Disclosure of Invention
The invention aims to overcome the technical defects in the prior art and provide a high-glass-fiber-reinforced nylon composite material with good appearance, when a blend of the high-glass-fiber-reinforced nylon composite material with good appearance is extruded from an extruder or an injection molding machine, under the dual effects of self-lubricating property of expanded graphite and swelling effect of a high polymer extrudate, the expanded graphite with fluffy volume, light weight and low viscosity flows towards the outer side of a melt along with the expansion direction, and is enriched on the surface layer of the material through delayed solidification of amorphous transparent nylon, so that the aim of improving the fiber floating of a final part is fulfilled while a small amount of transparent nylon is added. The high-glass-fiber-reinforced nylon composite material with good appearance, which is disclosed by the invention, keeps the inherent mechanical properties and thermal properties of the glass-fiber-reinforced nylon material, has excellent apparent quality, low emission and good weather resistance, does not have the problem of surface precipitation when used in a high-temperature and high-humidity environment, can simultaneously meet the application requirements of automotive interior, exterior, engine periphery and the like, and greatly widens the application field of the high-glass-fiber-reinforced nylon composite material.

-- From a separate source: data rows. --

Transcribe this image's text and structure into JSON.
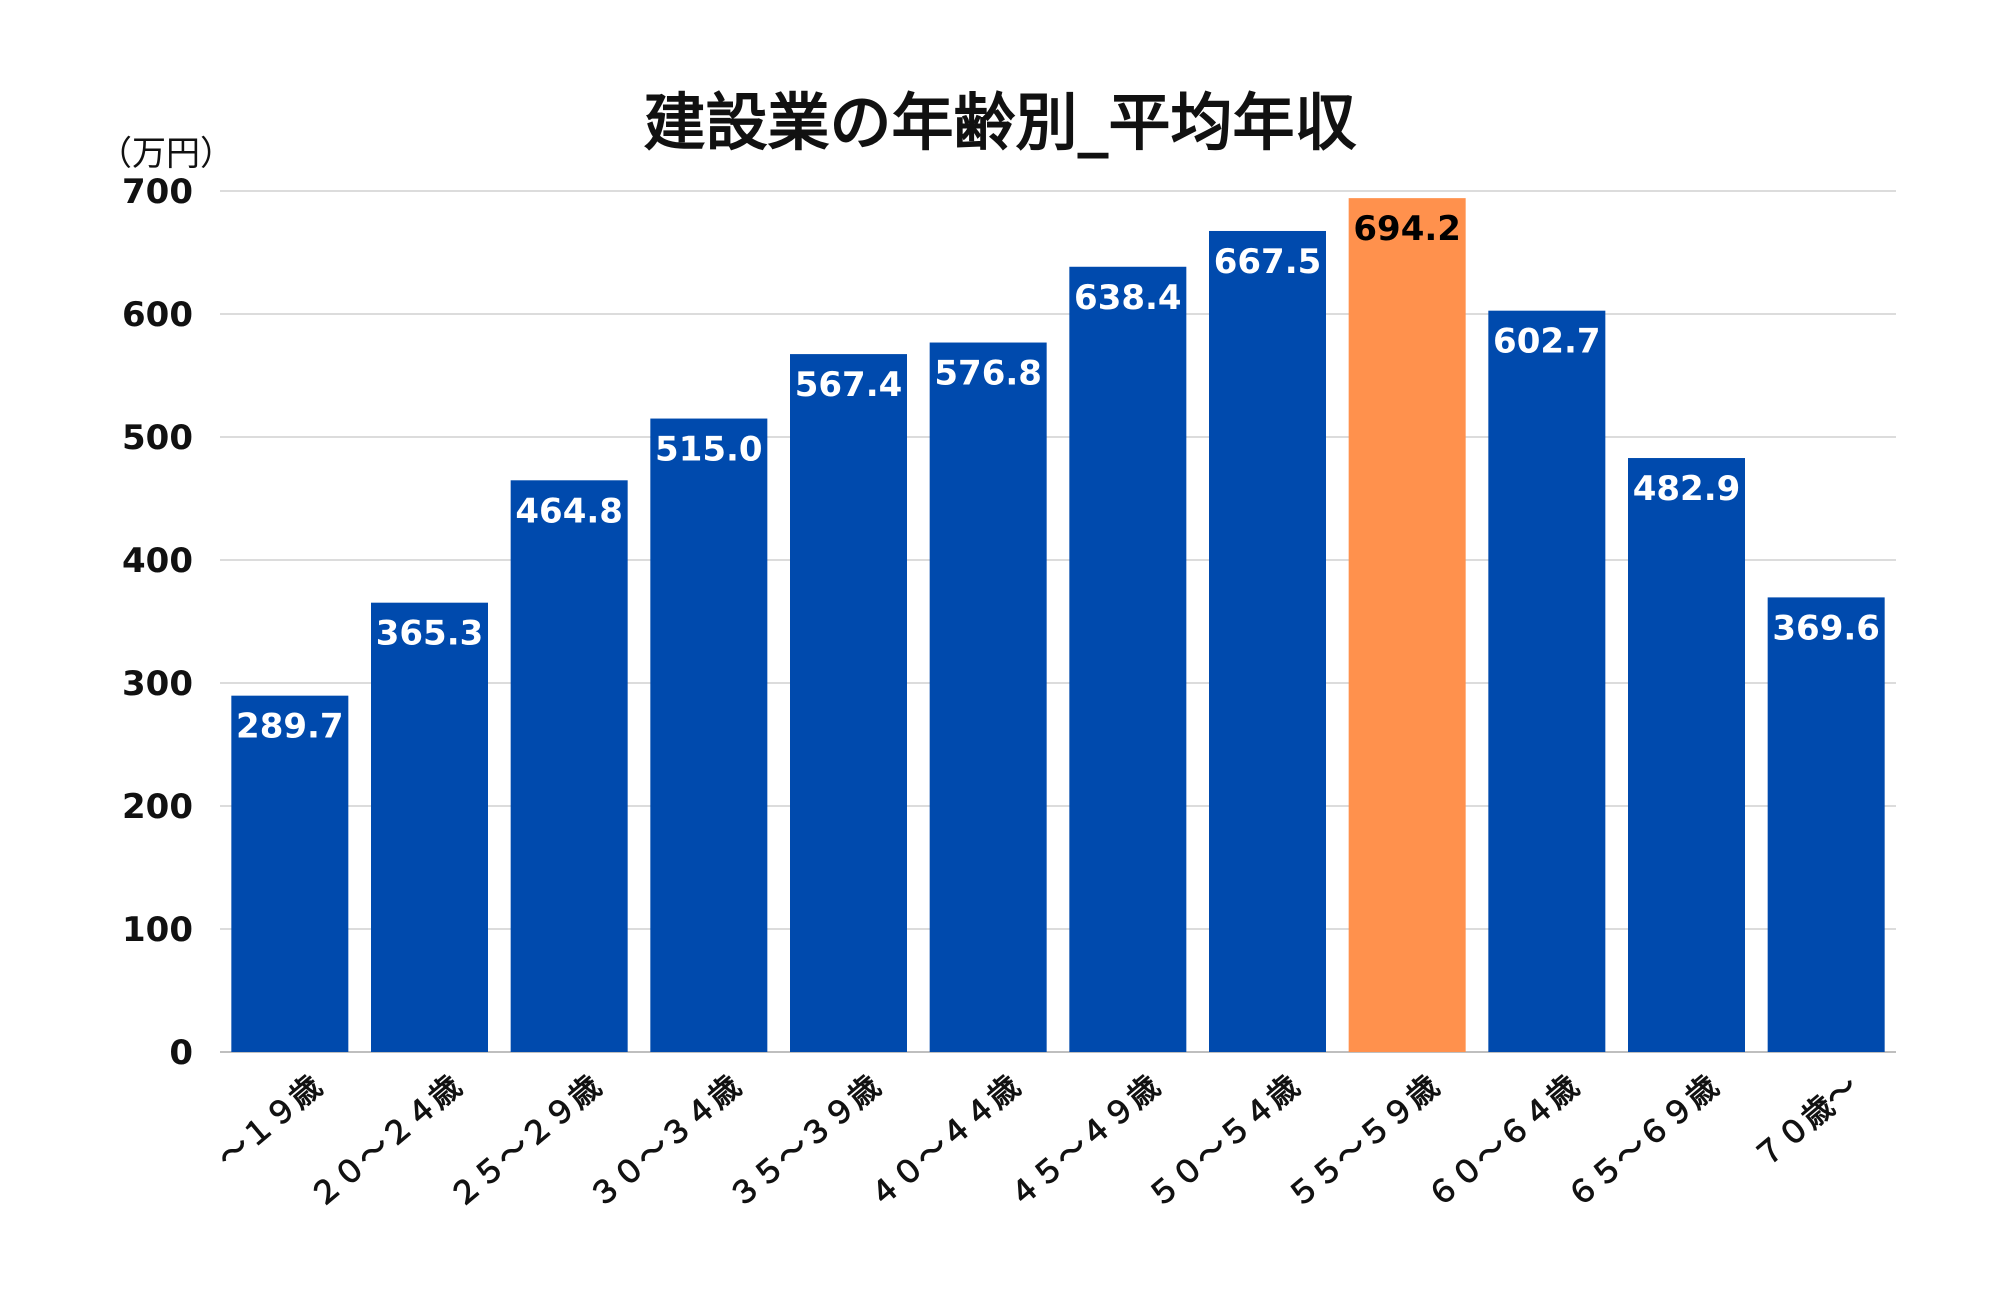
{
  "chart_data": {
    "type": "bar",
    "title": "建設業の年齢別_平均年収",
    "unit_label": "（万円）",
    "categories": [
      "～１９歳",
      "２０～２４歳",
      "２５～２９歳",
      "３０～３４歳",
      "３５～３９歳",
      "４０～４４歳",
      "４５～４９歳",
      "５０～５４歳",
      "５５～５９歳",
      "６０～６４歳",
      "６５～６９歳",
      "７０歳～"
    ],
    "values": [
      289.7,
      365.3,
      464.8,
      515.0,
      567.4,
      576.8,
      638.4,
      667.5,
      694.2,
      602.7,
      482.9,
      369.6
    ],
    "value_labels": [
      "289.7",
      "365.3",
      "464.8",
      "515.0",
      "567.4",
      "576.8",
      "638.4",
      "667.5",
      "694.2",
      "602.7",
      "482.9",
      "369.6"
    ],
    "highlight_index": 8,
    "ylim": [
      0,
      700
    ],
    "yticks": [
      0,
      100,
      200,
      300,
      400,
      500,
      600,
      700
    ],
    "grid": true,
    "legend": "none",
    "colors": {
      "bar": "#004AAD",
      "highlight": "#FF914D",
      "label_on_bar": "#FFFFFF",
      "label_on_highlight": "#000000",
      "grid": "#D0D0D0",
      "axis": "#BFBFBF"
    }
  }
}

In order to achieve the purpose, the invention adopts the following technical scheme:
a high-glass-fiber reinforced nylon composite material with good appearance comprises the following components in parts by weight:
30-65 parts of glass fiber;
35-70 parts of nylon resin;
2-10 parts of transparent nylon;
0.01-1 part of expanded graphite;
0.1 to 5 portions of other components.
The glass fiber is chopped glass fiber with the fiber diameter of 10 to 20 mu m and the length of 3.0 to 4.5 mm.
The nylon resin is selected from one or a combination of more of PA66, PA56, PA6 and PA 66/6T.
The transparent nylon is (a) an amorphous random copolymer; (b) a block copolymer prepared by melt blending of an amorphous copolymer and a semicrystalline homopolymer or a similar amorphous copolymer; (c) a multipolymer nylon copolymer. The transparent nylon is selected from one or more of PA6I, PA6I/6T, PA6/PACMT, PA6I/6T/6IPD, PA12/MACMI, PA6/TMDT/6T, PA6/PA 12.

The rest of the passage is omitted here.